Dear Joanie …

Dear Joanie,
Your brother called while I was planting a garden for you at your home away from home. As he spoke, I heard his flute accompany his gentle voice.  He took the red-eye from Sacramento, he said, and the musical tones grew louder. All at once the purples and the yellows of the garden blurred before me and my brain began to spin. I gripped the phone with dirty fingernails and all I could think to say was, “She’s in real trouble now, isn’t she.”

The next day, he called again…

Some four weeks earlier when Dana wrote to tell me what he termed “difficult news,” I couldn’t wrap my mind around how the flu and then pneumonia could turn into lung cancer. To me, you were always so healthy, so upbeat, so darn clean! You didn’t smoke! You didn’t work with toxins! “There is no cause,” he said. “The cancer just picked her.”

Gilbert Family Christmas card

He said you were on oxygen and that speaking on the phone would be too difficult. And so I sent you photos. Photos of what I knew to be your favorite place. I think of you every time I’m in and around this place, Lakeview Lodge on Amber Lake. When I’m on the vast green lawn before it, I think of you and your children playing croquet. On the sandy shore, I think of you all playing whiffle ball. Looking out at the lake, I think of your tribe paddling kayaks wearing your hats, your sunscreen, and your bug spray. Or how you conducted business in your kayak office while your sweet Ellen, my “toe-e-o-e-o-ee,” would be swimming, swimming, swimming from raft to raft to raft. I think of your family tradition of tying the sheets and how you always left the Lodge even cleaner than you found it. And I think of your silly sense of humor. I still have your mini bailer, “For either a small boat or a dry summer.” Tee-hee.

Best View in the World: by Ellen Gilbert

Oh, how I’ll miss you!
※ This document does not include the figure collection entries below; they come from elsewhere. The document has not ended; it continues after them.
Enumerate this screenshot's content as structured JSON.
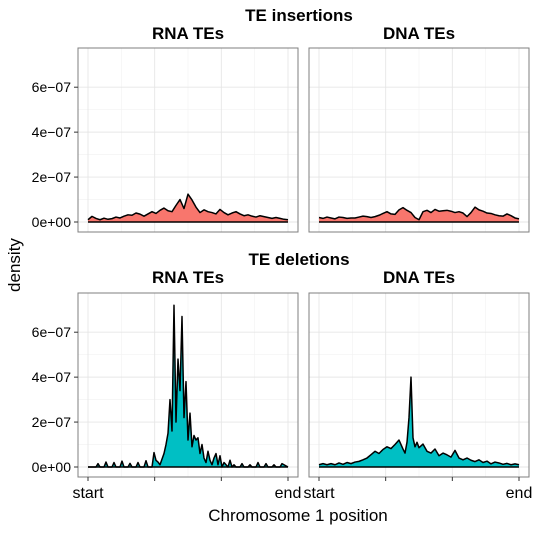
{
  "chart_data": {
    "type": "area",
    "xlabel": "Chromosome 1 position",
    "ylabel": "density",
    "x_tick_labels": [
      "start",
      "",
      "",
      "end"
    ],
    "x_range": [
      0,
      1
    ],
    "ylim": [
      0,
      7.3e-07
    ],
    "y_ticks": [
      0,
      2e-07,
      4e-07,
      6e-07
    ],
    "y_tick_labels": [
      "0e+00",
      "2e−07",
      "4e−07",
      "6e−07"
    ],
    "grid": true,
    "groups": [
      {
        "title": "TE insertions",
        "fill_color": "#F8766D",
        "panels": [
          {
            "title": "RNA TEs",
            "x": [
              0,
              0.02,
              0.04,
              0.06,
              0.08,
              0.1,
              0.12,
              0.14,
              0.16,
              0.18,
              0.2,
              0.22,
              0.24,
              0.26,
              0.28,
              0.3,
              0.32,
              0.34,
              0.36,
              0.38,
              0.4,
              0.42,
              0.44,
              0.46,
              0.48,
              0.5,
              0.52,
              0.54,
              0.56,
              0.58,
              0.6,
              0.62,
              0.64,
              0.66,
              0.68,
              0.7,
              0.72,
              0.74,
              0.76,
              0.78,
              0.8,
              0.82,
              0.84,
              0.86,
              0.88,
              0.9,
              0.92,
              0.94,
              0.96,
              0.98,
              1.0
            ],
            "y": [
              1e-08,
              2.5e-08,
              1.6e-08,
              1e-08,
              1.7e-08,
              1.2e-08,
              1.5e-08,
              2.2e-08,
              1.8e-08,
              2.6e-08,
              3.2e-08,
              3e-08,
              4e-08,
              3.5e-08,
              2.6e-08,
              3.6e-08,
              4.6e-08,
              3.8e-08,
              5.2e-08,
              6.2e-08,
              5e-08,
              4.6e-08,
              7.4e-08,
              1e-07,
              6e-08,
              1.24e-07,
              9.8e-08,
              6.6e-08,
              4.2e-08,
              5.4e-08,
              4.6e-08,
              4.2e-08,
              3.6e-08,
              5.6e-08,
              4.2e-08,
              3.2e-08,
              4e-08,
              4.6e-08,
              3.6e-08,
              2.8e-08,
              3.2e-08,
              2.6e-08,
              2.2e-08,
              2.8e-08,
              2.4e-08,
              2e-08,
              1.6e-08,
              2e-08,
              1.6e-08,
              1.2e-08,
              1e-08
            ]
          },
          {
            "title": "DNA TEs",
            "x": [
              0,
              0.02,
              0.04,
              0.06,
              0.08,
              0.1,
              0.12,
              0.14,
              0.16,
              0.18,
              0.2,
              0.22,
              0.24,
              0.26,
              0.28,
              0.3,
              0.32,
              0.34,
              0.36,
              0.38,
              0.4,
              0.42,
              0.44,
              0.46,
              0.48,
              0.5,
              0.52,
              0.54,
              0.56,
              0.58,
              0.6,
              0.62,
              0.64,
              0.66,
              0.68,
              0.7,
              0.72,
              0.74,
              0.76,
              0.78,
              0.8,
              0.82,
              0.84,
              0.86,
              0.88,
              0.9,
              0.92,
              0.94,
              0.96,
              0.98,
              1.0
            ],
            "y": [
              2e-08,
              1.6e-08,
              2.2e-08,
              1.8e-08,
              1.4e-08,
              2.2e-08,
              2e-08,
              1.6e-08,
              1.8e-08,
              1.8e-08,
              2.2e-08,
              2.6e-08,
              2.4e-08,
              2e-08,
              2.4e-08,
              3e-08,
              3.8e-08,
              4.6e-08,
              3.6e-08,
              3.4e-08,
              5.4e-08,
              6.4e-08,
              5.2e-08,
              4.2e-08,
              2e-08,
              1e-08,
              4.6e-08,
              5.2e-08,
              4.2e-08,
              5.6e-08,
              4.8e-08,
              5e-08,
              5.2e-08,
              4.8e-08,
              4.2e-08,
              4.6e-08,
              4e-08,
              2.4e-08,
              4.2e-08,
              6.6e-08,
              5.4e-08,
              4.8e-08,
              4e-08,
              3.8e-08,
              3.2e-08,
              2.8e-08,
              2.6e-08,
              3.6e-08,
              2.8e-08,
              1.8e-08,
              1.4e-08
            ]
          }
        ]
      },
      {
        "title": "TE deletions",
        "fill_color": "#00BFC4",
        "panels": [
          {
            "title": "RNA TEs",
            "x": [
              0,
              0.02,
              0.04,
              0.05,
              0.06,
              0.08,
              0.09,
              0.1,
              0.12,
              0.13,
              0.14,
              0.16,
              0.17,
              0.18,
              0.2,
              0.21,
              0.22,
              0.24,
              0.25,
              0.26,
              0.28,
              0.29,
              0.3,
              0.32,
              0.33,
              0.34,
              0.35,
              0.36,
              0.38,
              0.39,
              0.4,
              0.41,
              0.42,
              0.43,
              0.44,
              0.45,
              0.46,
              0.47,
              0.48,
              0.49,
              0.5,
              0.51,
              0.52,
              0.53,
              0.54,
              0.55,
              0.56,
              0.57,
              0.58,
              0.59,
              0.6,
              0.61,
              0.62,
              0.63,
              0.64,
              0.65,
              0.66,
              0.67,
              0.68,
              0.7,
              0.71,
              0.72,
              0.73,
              0.74,
              0.76,
              0.77,
              0.78,
              0.8,
              0.81,
              0.82,
              0.84,
              0.85,
              0.86,
              0.88,
              0.89,
              0.9,
              0.92,
              0.93,
              0.94,
              0.96,
              0.97,
              1.0
            ],
            "y": [
              0,
              0,
              0,
              1.5e-08,
              0,
              0,
              2.2e-08,
              0,
              0,
              2e-08,
              0,
              0,
              2.6e-08,
              0,
              0,
              1.6e-08,
              0,
              0,
              2e-08,
              0,
              0,
              2.8e-08,
              0,
              0,
              6.4e-08,
              3e-08,
              2.2e-08,
              1e-08,
              6e-08,
              1e-07,
              1.5e-07,
              3e-07,
              1.6e-07,
              7.2e-07,
              2e-07,
              4.8e-07,
              3.4e-07,
              6.7e-07,
              2.2e-07,
              3.8e-07,
              1.2e-07,
              2.4e-07,
              9e-08,
              1.4e-07,
              1.2e-07,
              1.3e-07,
              6e-08,
              1e-07,
              4e-08,
              2e-08,
              7e-08,
              3e-08,
              1e-08,
              4e-08,
              6e-08,
              1e-08,
              5e-08,
              0,
              2e-08,
              0,
              3e-08,
              0,
              1e-08,
              0,
              0,
              1.5e-08,
              0,
              0,
              1e-08,
              0,
              0,
              2e-08,
              0,
              0,
              1.5e-08,
              0,
              0,
              1e-08,
              0,
              0,
              1.5e-08,
              0
            ]
          },
          {
            "title": "DNA TEs",
            "x": [
              0,
              0.02,
              0.04,
              0.06,
              0.08,
              0.1,
              0.12,
              0.14,
              0.16,
              0.18,
              0.2,
              0.22,
              0.24,
              0.26,
              0.28,
              0.3,
              0.32,
              0.34,
              0.36,
              0.38,
              0.4,
              0.42,
              0.43,
              0.44,
              0.45,
              0.46,
              0.47,
              0.48,
              0.49,
              0.5,
              0.52,
              0.54,
              0.56,
              0.58,
              0.6,
              0.62,
              0.64,
              0.66,
              0.68,
              0.7,
              0.72,
              0.74,
              0.76,
              0.78,
              0.8,
              0.82,
              0.84,
              0.86,
              0.88,
              0.9,
              0.92,
              0.94,
              0.96,
              0.98,
              1.0
            ],
            "y": [
              1e-08,
              1.5e-08,
              1e-08,
              1.5e-08,
              1e-08,
              1.8e-08,
              1.2e-08,
              2e-08,
              1.5e-08,
              2.2e-08,
              2.5e-08,
              3.2e-08,
              4e-08,
              5.5e-08,
              7e-08,
              6e-08,
              7.8e-08,
              9e-08,
              8.2e-08,
              1e-07,
              1.2e-07,
              8e-08,
              6.2e-08,
              1.1e-07,
              2.2e-07,
              4e-07,
              1.3e-07,
              9e-08,
              1.1e-07,
              8.6e-08,
              1.02e-07,
              7e-08,
              6.2e-08,
              8e-08,
              5e-08,
              6.2e-08,
              5.4e-08,
              4.4e-08,
              7.4e-08,
              4e-08,
              3.2e-08,
              4e-08,
              3e-08,
              2.4e-08,
              3.2e-08,
              2e-08,
              2.6e-08,
              1.4e-08,
              2.2e-08,
              1.8e-08,
              1.2e-08,
              1.6e-08,
              1e-08,
              1.4e-08,
              1e-08
            ]
          }
        ]
      }
    ]
  }
}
I’ll miss our Friday afternoon chats, where you shared so much with me about your kids and your work at the church, and how you were the one who guided and comforted those who had recently experienced the loss of their loved ones. And how you helped me every summer to sort through the psychology of my life as a mother, wife, and business owner. You always had a way of making me feel so heard and so special. And you stayed in touch throughout the year with newsy letters, funny anecdotes, and Christmas cards with photos of Sandy Point. You were like a friend from camp, who became a Pen-pal during the cold and silent winters.

The Gilbert/Dugan Family for their 20 year anniversary at Sandy Point

My dear friend, I suppose I’ll never understand why cancer “just picked you,” and I feel your loss so deeply. Mostly, I ache for Dana, and Tommy, and Bobby, and Toe-e-o-e-o-ee, and, of course, for Uncle Bob. But they will go on. They will live on as the strong, vibrant, intelligent, and loving souls they are because of all that you gave to them in this life.

Please say hello to your mother, Barbara, for me and thank her once again for bringing you to Sandy Point for the first time, and into my heart forever. I will always cherish our friendship.